Het verzoek is behandeld ter zitting van 8 september 2003, waar verzoeker in persoon is verschenen, bijgestaan door mr. D.W. Peters, advocaat te Elst. Voor gedaagde zijn verschenen mr. A.G. Haverkamp en H.J. Grobbe, beiden werkzaam bij de politieregio Gelderland Midden.
II. MOTIVERING
1. De voorzieningenrechter gaat uit van de volgende feiten en omstandigheden.
1.1. Bij de Raad is onder nrs. 02/5910 AW en 02/6084 AW aanhangig het door partijen ingestelde hoger beroep tegen de uitspraak van de rechtbank Arnhem van 10 oktober 2002, nrs. AWB 01/1139 en AWB 02/759. Bij die uitspraak is verzoekers beroep tegen het besluit van 10 mei 2001 (besluit 1) betreffende aanstelling in een andere functie ongegrond verklaard. Het beroep van verzoeker tegen het besluit van 4 maart 2002 (besluit 2) betreffende de vervallenverklaring van zijn bezoldiging gedurende de periode 13 tot en met 19 juni 2001 en het hem met ingang van 1 oktober 2001, op grond van artikel 94, eerste lid, aanhef en onder f, van het Besluit algemene rechtspositie politie (Barp) verleende ongeschiktheidsontslag, is gegrond verklaard. De rechtbank heeft dat besluit vernietigd en gedaagde opgedragen een nieuw besluit te nemen.

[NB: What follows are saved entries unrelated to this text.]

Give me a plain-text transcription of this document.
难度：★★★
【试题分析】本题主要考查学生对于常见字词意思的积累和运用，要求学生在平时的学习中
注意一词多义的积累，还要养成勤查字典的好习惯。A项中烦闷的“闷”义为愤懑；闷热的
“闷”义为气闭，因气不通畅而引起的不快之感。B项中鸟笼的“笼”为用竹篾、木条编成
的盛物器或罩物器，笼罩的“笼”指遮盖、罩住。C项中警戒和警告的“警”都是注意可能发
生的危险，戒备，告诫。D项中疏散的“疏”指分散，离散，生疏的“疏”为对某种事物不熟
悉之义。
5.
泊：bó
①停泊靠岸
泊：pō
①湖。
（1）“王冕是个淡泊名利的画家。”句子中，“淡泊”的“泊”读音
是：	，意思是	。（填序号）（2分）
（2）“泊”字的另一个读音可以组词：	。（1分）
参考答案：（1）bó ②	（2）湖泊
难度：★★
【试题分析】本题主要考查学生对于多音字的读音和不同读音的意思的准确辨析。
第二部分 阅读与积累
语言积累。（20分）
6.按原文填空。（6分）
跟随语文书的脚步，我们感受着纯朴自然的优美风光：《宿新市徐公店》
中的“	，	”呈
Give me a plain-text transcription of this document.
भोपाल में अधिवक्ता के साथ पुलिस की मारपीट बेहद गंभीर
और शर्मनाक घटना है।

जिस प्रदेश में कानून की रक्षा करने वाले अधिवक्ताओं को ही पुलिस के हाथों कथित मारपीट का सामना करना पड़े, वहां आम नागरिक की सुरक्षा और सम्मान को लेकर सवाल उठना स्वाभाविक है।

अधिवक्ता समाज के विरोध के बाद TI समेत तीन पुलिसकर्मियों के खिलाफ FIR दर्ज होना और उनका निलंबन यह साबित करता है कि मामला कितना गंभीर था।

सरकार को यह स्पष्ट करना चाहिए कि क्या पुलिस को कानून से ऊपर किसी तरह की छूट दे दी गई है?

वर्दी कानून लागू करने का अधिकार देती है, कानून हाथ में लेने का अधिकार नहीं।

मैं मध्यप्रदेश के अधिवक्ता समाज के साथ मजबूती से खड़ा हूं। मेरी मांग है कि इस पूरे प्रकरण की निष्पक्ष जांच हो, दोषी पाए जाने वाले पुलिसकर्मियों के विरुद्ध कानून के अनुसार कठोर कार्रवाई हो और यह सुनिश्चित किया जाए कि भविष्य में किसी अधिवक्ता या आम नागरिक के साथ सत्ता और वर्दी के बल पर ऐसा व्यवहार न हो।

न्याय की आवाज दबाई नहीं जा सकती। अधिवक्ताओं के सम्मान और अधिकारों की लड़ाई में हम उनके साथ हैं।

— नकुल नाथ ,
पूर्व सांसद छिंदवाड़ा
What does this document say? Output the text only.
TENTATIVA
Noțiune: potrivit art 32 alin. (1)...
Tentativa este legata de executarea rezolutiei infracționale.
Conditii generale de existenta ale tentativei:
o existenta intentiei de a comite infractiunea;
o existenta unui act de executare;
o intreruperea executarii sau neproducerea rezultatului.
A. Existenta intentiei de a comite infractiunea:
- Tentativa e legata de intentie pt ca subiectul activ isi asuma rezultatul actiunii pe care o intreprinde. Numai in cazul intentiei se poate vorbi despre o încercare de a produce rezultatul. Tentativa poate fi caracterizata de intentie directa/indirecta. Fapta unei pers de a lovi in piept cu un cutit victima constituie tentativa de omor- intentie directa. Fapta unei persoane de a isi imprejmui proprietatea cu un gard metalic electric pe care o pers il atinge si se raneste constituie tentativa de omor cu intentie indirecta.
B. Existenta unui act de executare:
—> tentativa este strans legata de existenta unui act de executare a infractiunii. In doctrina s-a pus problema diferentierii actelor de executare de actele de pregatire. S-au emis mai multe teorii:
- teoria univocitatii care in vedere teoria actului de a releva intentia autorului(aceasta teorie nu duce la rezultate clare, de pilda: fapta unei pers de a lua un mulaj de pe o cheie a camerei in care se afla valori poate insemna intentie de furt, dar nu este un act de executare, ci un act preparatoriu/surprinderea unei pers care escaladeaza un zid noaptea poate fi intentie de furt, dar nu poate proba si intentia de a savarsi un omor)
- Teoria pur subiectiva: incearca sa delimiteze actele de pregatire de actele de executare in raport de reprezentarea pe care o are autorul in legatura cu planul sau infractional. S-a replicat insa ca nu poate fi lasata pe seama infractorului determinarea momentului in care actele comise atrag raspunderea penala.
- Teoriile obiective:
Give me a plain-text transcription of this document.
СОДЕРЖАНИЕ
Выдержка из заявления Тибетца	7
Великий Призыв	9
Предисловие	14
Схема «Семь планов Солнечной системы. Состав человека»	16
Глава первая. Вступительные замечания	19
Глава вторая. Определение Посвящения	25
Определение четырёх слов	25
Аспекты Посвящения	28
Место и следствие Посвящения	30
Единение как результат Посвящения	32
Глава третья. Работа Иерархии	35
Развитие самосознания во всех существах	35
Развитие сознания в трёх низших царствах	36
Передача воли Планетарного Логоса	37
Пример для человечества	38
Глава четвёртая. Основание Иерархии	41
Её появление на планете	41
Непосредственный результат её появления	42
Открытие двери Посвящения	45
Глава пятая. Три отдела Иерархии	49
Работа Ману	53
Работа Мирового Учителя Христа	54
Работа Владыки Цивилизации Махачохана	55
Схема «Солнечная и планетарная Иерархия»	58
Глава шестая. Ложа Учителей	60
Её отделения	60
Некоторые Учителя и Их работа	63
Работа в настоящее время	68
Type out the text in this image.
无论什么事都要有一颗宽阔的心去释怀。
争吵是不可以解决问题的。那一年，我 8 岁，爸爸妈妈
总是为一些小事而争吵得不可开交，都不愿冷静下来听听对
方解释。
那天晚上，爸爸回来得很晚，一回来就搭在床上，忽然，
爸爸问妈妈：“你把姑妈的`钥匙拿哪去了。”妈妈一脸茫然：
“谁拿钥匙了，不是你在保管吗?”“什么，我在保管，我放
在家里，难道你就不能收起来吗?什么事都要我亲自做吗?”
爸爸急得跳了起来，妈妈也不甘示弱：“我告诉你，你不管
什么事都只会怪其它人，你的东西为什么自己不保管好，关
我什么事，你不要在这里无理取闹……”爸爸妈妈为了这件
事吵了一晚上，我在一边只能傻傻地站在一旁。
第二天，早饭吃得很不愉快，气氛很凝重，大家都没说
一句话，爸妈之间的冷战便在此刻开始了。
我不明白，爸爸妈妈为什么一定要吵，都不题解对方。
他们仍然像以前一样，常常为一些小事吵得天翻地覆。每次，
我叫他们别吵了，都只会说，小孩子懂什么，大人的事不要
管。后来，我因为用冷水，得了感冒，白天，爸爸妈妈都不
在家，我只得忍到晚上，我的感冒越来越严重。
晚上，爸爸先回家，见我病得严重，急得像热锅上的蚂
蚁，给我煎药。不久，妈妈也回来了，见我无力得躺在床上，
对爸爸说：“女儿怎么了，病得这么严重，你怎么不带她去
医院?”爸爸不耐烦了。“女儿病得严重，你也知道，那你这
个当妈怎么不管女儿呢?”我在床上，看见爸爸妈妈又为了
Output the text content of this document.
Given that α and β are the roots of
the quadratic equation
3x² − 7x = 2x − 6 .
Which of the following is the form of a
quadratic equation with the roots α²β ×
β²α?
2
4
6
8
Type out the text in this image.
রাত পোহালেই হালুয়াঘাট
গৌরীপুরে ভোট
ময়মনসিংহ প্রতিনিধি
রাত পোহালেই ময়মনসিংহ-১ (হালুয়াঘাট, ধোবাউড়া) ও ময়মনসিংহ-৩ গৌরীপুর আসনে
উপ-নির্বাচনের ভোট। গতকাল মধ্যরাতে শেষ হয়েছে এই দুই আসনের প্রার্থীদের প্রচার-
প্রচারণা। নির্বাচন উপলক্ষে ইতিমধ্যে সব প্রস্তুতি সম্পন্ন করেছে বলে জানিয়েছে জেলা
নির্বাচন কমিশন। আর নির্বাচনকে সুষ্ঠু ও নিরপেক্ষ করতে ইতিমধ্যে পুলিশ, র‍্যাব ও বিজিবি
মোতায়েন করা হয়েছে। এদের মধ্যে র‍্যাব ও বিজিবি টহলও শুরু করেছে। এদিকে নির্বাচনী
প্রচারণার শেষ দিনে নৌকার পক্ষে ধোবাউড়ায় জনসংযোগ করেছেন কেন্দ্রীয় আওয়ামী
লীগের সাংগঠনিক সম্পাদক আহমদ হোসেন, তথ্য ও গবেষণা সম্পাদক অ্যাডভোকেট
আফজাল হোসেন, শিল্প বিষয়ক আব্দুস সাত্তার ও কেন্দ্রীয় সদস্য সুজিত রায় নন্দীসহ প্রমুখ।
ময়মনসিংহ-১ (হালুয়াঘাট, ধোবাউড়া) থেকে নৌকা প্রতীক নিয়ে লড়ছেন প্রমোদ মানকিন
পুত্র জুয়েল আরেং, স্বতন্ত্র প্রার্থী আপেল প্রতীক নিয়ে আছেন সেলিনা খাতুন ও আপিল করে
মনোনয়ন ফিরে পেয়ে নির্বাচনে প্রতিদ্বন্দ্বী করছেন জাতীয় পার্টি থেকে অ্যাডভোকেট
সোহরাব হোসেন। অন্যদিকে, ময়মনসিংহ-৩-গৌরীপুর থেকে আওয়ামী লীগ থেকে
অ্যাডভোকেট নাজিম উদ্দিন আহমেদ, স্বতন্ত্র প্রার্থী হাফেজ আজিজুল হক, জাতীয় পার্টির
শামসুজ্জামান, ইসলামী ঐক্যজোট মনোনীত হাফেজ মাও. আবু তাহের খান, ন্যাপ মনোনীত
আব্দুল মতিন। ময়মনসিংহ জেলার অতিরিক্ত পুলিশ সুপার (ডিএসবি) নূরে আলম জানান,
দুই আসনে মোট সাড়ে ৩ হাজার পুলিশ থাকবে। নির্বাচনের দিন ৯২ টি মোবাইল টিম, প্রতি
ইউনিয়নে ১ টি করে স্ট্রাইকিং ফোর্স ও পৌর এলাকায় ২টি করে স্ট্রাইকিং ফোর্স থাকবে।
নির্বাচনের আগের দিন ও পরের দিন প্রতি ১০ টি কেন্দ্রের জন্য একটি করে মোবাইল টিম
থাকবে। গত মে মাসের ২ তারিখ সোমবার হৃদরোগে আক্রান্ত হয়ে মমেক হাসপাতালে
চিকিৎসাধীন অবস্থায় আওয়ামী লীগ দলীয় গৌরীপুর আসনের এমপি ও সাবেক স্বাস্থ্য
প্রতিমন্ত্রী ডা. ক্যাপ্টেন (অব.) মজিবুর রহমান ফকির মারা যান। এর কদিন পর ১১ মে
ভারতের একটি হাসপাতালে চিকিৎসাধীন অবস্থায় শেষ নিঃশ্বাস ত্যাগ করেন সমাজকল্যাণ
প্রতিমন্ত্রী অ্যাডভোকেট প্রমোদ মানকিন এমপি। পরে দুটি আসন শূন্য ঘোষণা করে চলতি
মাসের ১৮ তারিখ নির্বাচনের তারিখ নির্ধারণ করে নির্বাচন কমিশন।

1.2. Nadat door de voorzieningenrechter van de Raad gedaagdes verzoek om de aangevallen uitspraak te schorsen zolang nog niet op het hoger beroep is beslist, op 10 januari 2003 was afgewezen (nr. 02/5921 AW-VV), heeft gedaagde op 28 mei 2003 opnieuw op verzoekers bezwaar beslist (besluit 3). Daarbij is het bezwaar alsnog gegrond verklaard, als gevolg waarvan onder meer het ontslag per 1 oktober 2001 ongedaan is gemaakt.
1.3. Bij besluit van eveneens 28 mei 2003 (besluit 4) heeft gedaagde verzoeker met in-gang van 1 juli 2003 eervol ontslag verleend op grond van artikel 94, eerste lid, aanhef en onder f, van het Barp. Verzoeker, die zich met laatstgenoemd besluit niet kan verenigen, heeft daartegen bij gedaagde bezwaar gemaakt en tevens de voorzieningenrechter van de rechtbank Arnhem om een voorlopige voorziening verzocht, welk verzoek, zoals hiervoor in rubriek I is aangegeven, aan de Raad is doorgezonden.
2. Naar aanleiding van dit verzoek overweegt de voorzieningenrechter het volgende.
2.1. Ingevolge artikel 21 van de Beroepswet in verbinding met artikel 8:81 van de Algemene wet bestuursrecht (Awb) kan, indien tegen een uitspraak hoger beroep is ingesteld, de voorzieningenrechter van de Raad een voorlopige voorziening treffen indien onverwijlde spoed, gelet op de betrokken belangen, dat vereist.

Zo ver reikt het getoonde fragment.